Cerebral palsy moves her to inspire others

Silent Heroes Award recipients Oh Siew May, Gemma Angela Fernandez and Atul Ramesh Deshpande after the ceremony at Shangri-La Hotel last night. They were lauded for their contributions to society.
Silent Heroes Award recipients Oh Siew May, Gemma Angela Fernandez and Atul Ramesh Deshpande after the ceremony at Shangri-La Hotel last night. They were lauded for their contributions to society.ST PHOTO: JONATHAN CHOO

Born with cerebral palsy, Ms Oh Siew May is prone to falling and has problems saying more than a few words at a time.

Yet, the 46-year-old shop assistant continues to give talks in schools, runs regularly and takes on rock climbing. She has even scaled Malaysia's Mount Kinabalu, a feat she accomplished in 2005.

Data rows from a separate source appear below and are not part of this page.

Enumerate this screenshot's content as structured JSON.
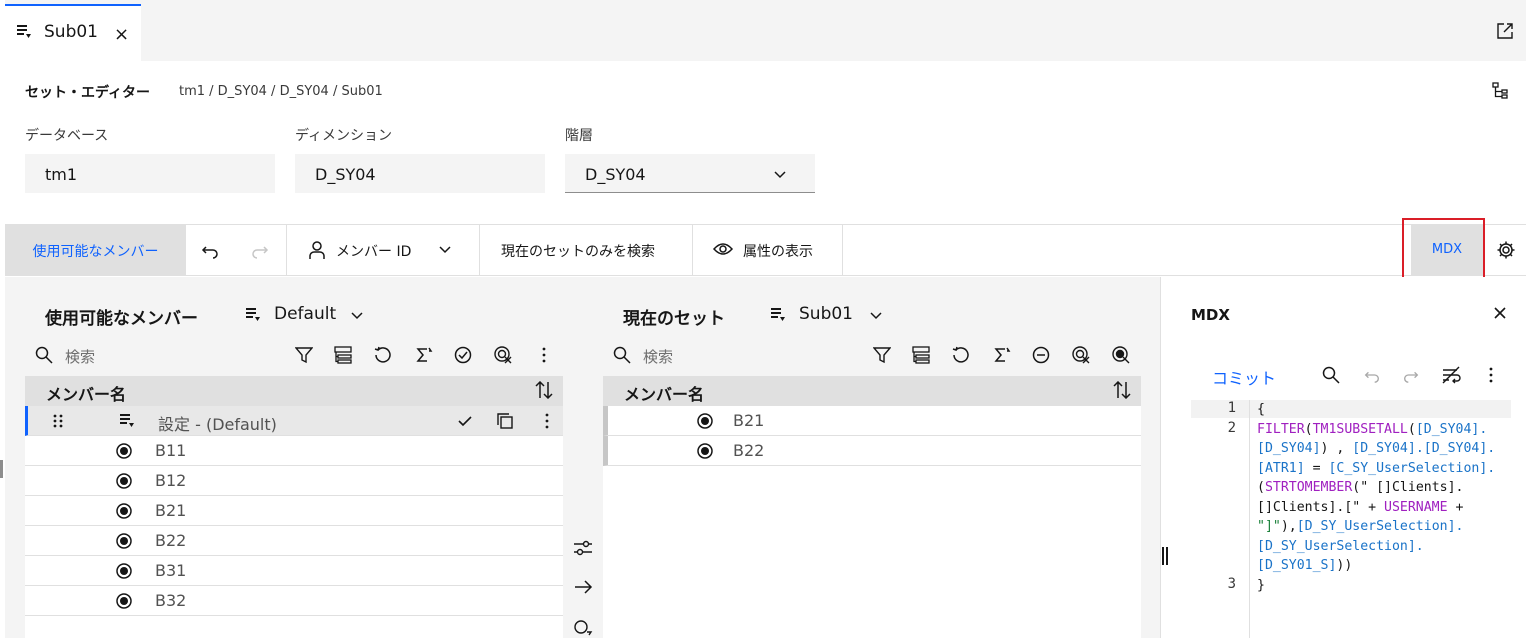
{
  "tab": {
    "label": "Sub01",
    "close": "×"
  },
  "editor": {
    "title": "セット・エディター",
    "breadcrumb": "tm1 / D_SY04 / D_SY04 / Sub01"
  },
  "fields": {
    "database": {
      "label": "データベース",
      "value": "tm1"
    },
    "dimension": {
      "label": "ディメンション",
      "value": "D_SY04"
    },
    "hierarchy": {
      "label": "階層",
      "value": "D_SY04"
    }
  },
  "toolbar": {
    "available_members": "使用可能なメンバー",
    "member_id": "メンバー ID",
    "search_current_set": "現在のセットのみを検索",
    "show_attributes": "属性の表示",
    "mdx": "MDX"
  },
  "left_panel": {
    "title": "使用可能なメンバー",
    "dropdown": "Default",
    "search_placeholder": "検索",
    "column_header": "メンバー名",
    "rows": [
      {
        "label": "設定 - (Default)",
        "icon": "subset-icon"
      },
      {
        "label": "B11",
        "icon": "member-icon"
      },
      {
        "label": "B12",
        "icon": "member-icon"
      },
      {
        "label": "B21",
        "icon": "member-icon"
      },
      {
        "label": "B22",
        "icon": "member-icon"
      },
      {
        "label": "B31",
        "icon": "member-icon"
      },
      {
        "label": "B32",
        "icon": "member-icon"
      }
    ]
  },
  "right_panel": {
    "title": "現在のセット",
    "dropdown": "Sub01",
    "search_placeholder": "検索",
    "column_header": "メンバー名",
    "rows": [
      {
        "label": "B21",
        "icon": "member-icon"
      },
      {
        "label": "B22",
        "icon": "member-icon"
      }
    ]
  },
  "mdx_panel": {
    "title": "MDX",
    "commit": "コミット",
    "line_numbers": [
      "1",
      "2",
      "3"
    ],
    "code": "{\nFILTER(TM1SUBSETALL([D_SY04].\n[D_SY04]) , [D_SY04].[D_SY04].\n[ATR1] = [C_SY_UserSelection].\n(STRTOMEMBER(\" []Clients].\n[]Clients].[\" + USERNAME +\n\"]\"),[D_SY_UserSelection].\n[D_SY_UserSelection].\n[D_SY01_S]))\n}"
  },
  "colors": {
    "accent": "#0f62fe",
    "highlight_box": "#da1e28",
    "toolbar_active_bg": "#e0e0e0"
  }
}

To inspire others to make the most of their lives, just as she does, she penned an autobiography called Scaling Walls in 2009, and donates part of the earnings to charity.

She is among three recipients of this year's Silent Heroes Award, which applauds their contributions to society. The ceremony was held at the Shangri-La Hotel yesterday.

Cerebral palsy is a condition that permanently affects muscular coordination and balance.

Said Ms Oh at the event: "As long as we have a life, we can create miracles with our love for others and live life to the fullest."

Minister in the Prime Minister's Office and NTUC secretary-general Chan Chun Sing, who presented the awards, thanked all winners past and present for their efforts in helping to build a Singapore that is defined not just by material wealth but also by a "bigness of heart... to do more for others, over and beyond what we do for ourselves".

Launched in 2014, the annual awards are organised by the Hillview Civilians Sports Club (HCSC). It recognises ordinary Singaporeans and permanent residents who quietly make a difference to families and communities, without seeking any reward.

This year's winners were selected from 38 nominees by four judges consisting of senior figures from the public and private sectors.

Another awardee is Mr Atul Ramesh Deshpande, 53, whose belief that yoga is a "service to mankind" has allowed over 51,000 people to learn yoga for free in Singapore since 1997. Those who have benefited include people suffering from ailments such as slipped discs, heart disorders, asthma and diabetes.

"I started teaching free of charge, and my students were inspired to do so too," said Mr Atul, a quality engineer and volunteer yoga instructor.

Over 350 of his former students have followed in his footsteps, offering free classes as instructors.

HCSC president M. P. Sellvem said: "We are all silent heroes in some unique way, doing our own fair bit in caring - for individuals, society and the environment... We hope that they (the winners) serve as both inspiration and motivation for each of us to make an impact on the community."